Woman exercisingLifestyle plays a key role in preventing osteoporosis. Exercise, a healthy diet and not smoking can help keep your bones strong and healthy throughout your life.

Exercise increases bone mass before menopause and slows bone loss after menopause. Bone is living tissue and exercise makes it grow stronger. The Centers for Disease Control and Prevention recommend that healthy adults get 150 minutes of exercise a week, which works out to be about 30 minutes on most days of the week.

Weight-bearing exercises can help keep bones strong. Weight-bearing exercises are activities performed while standing and that require your muscles and bones to work against gravity.

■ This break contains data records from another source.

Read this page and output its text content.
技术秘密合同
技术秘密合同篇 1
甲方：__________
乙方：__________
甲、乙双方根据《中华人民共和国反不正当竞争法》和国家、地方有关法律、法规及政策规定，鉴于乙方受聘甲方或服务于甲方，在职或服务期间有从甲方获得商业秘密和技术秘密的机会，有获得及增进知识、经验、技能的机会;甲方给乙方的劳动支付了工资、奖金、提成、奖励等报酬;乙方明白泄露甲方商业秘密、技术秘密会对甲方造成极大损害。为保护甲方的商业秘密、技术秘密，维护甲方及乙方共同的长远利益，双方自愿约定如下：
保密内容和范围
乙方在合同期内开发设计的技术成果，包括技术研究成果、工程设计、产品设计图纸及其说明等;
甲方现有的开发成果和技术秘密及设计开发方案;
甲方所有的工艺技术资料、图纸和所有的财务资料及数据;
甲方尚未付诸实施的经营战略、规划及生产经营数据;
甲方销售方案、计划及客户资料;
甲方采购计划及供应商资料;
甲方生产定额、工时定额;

An example is brisk walking. Non-weight-bearing exercises, such as Tai Chi, Yoga and Pilates, can build endurance and improve balance and posture, thereby reducing your risk of falls. Strength training also is good for bones. In this type of exercise, muscles and bones are strengthened by resisting against weight, such as your own body, an exercise band or handheld weights.

Calcium is important to building and maintaining healthy bones. Vitamin D helps the body absorb calcium. To increase your daily levels of calcium, eat a variety of calcium-rich foods like dark, leafy greens; yogurt, milk and cheese; and canned fish with soft bones, like salmon and sardines. You can increase your intake of vitamin D by eating foods fortified with vitamin D (orange juice, cereal and milk). You also can get vitamin D by being in the sun for 15 minutes a few days a week.